Nagurney believes that there are many interesting problems that need to be addressed in networks and supply chains that require interdisciplinary expertise, along with good data and mathematical models. “We strive to be the leaders in this area. We are pushing the frontiers of education and research and solving problems that will make the world a better place,” says Nagurney.

Part of that is educating the next generation of experts. “I have many international students who are taking this work out into the world,” says Nagurney. “The education in the Isenberg School is simply outstanding and the Operations Management majors are amazing. My students are highly sought after and they make our faculty proud.”

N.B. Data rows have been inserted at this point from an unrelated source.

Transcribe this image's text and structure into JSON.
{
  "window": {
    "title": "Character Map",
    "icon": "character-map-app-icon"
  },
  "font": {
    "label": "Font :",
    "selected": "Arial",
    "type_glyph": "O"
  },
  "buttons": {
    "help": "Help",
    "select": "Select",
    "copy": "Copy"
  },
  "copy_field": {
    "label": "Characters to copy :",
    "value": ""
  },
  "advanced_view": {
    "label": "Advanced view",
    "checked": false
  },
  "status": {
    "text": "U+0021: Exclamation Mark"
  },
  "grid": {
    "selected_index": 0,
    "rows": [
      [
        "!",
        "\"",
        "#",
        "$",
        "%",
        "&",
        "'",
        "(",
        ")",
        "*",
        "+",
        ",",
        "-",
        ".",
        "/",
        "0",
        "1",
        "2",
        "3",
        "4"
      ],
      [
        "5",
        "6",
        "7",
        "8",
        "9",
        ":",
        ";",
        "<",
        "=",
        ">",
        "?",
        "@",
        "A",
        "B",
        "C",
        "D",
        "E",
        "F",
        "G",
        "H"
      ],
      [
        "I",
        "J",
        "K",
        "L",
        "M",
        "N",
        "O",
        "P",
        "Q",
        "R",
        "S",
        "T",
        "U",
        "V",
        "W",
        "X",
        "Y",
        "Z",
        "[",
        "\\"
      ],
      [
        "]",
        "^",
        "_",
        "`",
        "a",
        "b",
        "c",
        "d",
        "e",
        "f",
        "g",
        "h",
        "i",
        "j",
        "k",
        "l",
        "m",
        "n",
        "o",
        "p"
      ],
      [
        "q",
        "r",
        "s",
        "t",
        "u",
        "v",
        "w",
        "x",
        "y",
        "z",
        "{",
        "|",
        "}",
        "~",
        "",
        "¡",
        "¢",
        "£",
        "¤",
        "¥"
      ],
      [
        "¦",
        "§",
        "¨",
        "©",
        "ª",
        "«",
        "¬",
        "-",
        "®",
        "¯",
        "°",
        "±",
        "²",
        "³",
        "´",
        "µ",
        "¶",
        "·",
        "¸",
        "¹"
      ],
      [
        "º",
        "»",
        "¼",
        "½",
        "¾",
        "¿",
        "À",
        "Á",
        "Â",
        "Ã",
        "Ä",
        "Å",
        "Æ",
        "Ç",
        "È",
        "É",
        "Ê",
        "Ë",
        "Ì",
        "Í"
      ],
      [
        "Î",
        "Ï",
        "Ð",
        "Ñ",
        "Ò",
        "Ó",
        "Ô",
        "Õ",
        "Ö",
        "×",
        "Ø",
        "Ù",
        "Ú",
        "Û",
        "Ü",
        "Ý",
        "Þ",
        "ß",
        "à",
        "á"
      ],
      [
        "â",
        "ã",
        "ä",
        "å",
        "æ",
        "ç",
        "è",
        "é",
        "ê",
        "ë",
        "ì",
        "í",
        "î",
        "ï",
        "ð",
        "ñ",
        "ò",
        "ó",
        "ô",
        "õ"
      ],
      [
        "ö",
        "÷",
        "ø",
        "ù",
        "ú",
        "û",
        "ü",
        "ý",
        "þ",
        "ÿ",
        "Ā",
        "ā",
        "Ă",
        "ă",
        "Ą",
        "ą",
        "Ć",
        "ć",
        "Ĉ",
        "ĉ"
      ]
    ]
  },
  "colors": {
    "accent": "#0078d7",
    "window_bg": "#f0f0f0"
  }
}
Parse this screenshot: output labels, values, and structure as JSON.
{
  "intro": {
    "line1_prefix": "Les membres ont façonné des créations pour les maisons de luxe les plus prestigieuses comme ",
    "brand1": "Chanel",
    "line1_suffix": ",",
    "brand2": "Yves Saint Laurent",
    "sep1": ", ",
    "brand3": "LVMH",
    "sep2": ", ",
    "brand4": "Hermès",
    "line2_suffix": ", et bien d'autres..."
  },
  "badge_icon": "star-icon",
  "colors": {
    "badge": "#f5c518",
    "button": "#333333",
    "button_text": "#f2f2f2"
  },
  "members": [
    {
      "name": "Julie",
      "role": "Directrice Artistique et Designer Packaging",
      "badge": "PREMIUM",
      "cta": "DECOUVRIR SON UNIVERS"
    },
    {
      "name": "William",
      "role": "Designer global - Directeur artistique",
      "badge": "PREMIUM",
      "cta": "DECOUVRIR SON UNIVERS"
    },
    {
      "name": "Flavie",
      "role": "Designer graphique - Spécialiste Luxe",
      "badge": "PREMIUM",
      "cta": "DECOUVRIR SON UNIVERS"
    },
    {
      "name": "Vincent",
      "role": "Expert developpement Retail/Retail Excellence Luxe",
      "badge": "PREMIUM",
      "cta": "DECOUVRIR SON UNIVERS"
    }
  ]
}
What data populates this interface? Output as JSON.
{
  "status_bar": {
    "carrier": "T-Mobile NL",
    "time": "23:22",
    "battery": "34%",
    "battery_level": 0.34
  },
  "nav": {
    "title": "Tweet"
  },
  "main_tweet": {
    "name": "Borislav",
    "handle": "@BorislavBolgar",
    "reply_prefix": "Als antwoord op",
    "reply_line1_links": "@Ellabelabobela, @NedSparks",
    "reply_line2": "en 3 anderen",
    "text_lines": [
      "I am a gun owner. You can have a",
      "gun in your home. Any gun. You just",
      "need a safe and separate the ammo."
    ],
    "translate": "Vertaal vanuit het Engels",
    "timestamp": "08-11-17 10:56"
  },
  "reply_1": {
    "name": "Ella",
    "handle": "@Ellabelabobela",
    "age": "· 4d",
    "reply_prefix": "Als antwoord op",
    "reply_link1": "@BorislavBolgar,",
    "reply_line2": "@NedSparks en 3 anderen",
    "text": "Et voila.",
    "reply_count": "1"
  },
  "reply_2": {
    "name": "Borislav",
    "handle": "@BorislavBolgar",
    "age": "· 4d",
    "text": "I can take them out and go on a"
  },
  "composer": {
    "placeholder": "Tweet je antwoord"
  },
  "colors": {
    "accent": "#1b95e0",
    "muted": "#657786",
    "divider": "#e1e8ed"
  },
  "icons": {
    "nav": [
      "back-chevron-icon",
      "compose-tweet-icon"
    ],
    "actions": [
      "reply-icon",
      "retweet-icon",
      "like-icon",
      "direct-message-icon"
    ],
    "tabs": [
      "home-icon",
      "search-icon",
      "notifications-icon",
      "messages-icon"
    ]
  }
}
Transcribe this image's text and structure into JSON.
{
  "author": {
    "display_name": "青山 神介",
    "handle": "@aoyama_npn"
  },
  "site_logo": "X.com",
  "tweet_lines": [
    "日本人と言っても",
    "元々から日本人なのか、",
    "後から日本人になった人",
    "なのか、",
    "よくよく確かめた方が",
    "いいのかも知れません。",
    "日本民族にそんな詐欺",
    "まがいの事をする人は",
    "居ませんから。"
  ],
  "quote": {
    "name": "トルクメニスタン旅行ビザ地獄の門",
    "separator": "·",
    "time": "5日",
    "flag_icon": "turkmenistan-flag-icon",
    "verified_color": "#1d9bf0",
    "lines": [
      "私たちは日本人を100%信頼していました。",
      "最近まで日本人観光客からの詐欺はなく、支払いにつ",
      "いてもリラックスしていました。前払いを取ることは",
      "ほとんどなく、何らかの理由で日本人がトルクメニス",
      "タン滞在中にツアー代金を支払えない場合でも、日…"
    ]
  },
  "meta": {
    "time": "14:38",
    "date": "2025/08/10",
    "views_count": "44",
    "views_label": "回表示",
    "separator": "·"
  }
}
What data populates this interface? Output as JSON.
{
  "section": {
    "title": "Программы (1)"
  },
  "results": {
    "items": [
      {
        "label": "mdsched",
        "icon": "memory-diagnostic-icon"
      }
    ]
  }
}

Nagurney is the John F. Smith Memorial Professor in the Department of Finance and Operations Management in the Isenberg School of Management and the Founding Director of the UMass Amherst Virtual Center for Supernetworks. She received her AB, ScB, ScM, and PhD degrees from Brown University. She has authored or co-authored nearly a dozen books on supernetworks, logistics and decision making. Her many honors include: Radcliffe Institute for Advanced Study Fellow, Distinguished Fulbright Chair, AT&T Industrial Ecology Fellow, and a National Science Foundation Faculty Award for Women. In 2007, Nagurney was elected a Fellow of the Regional Science Association International (RSAI), and, in 2012, was appointed a Visiting Professor of Operations Management at the University of Gothenburg in Sweden.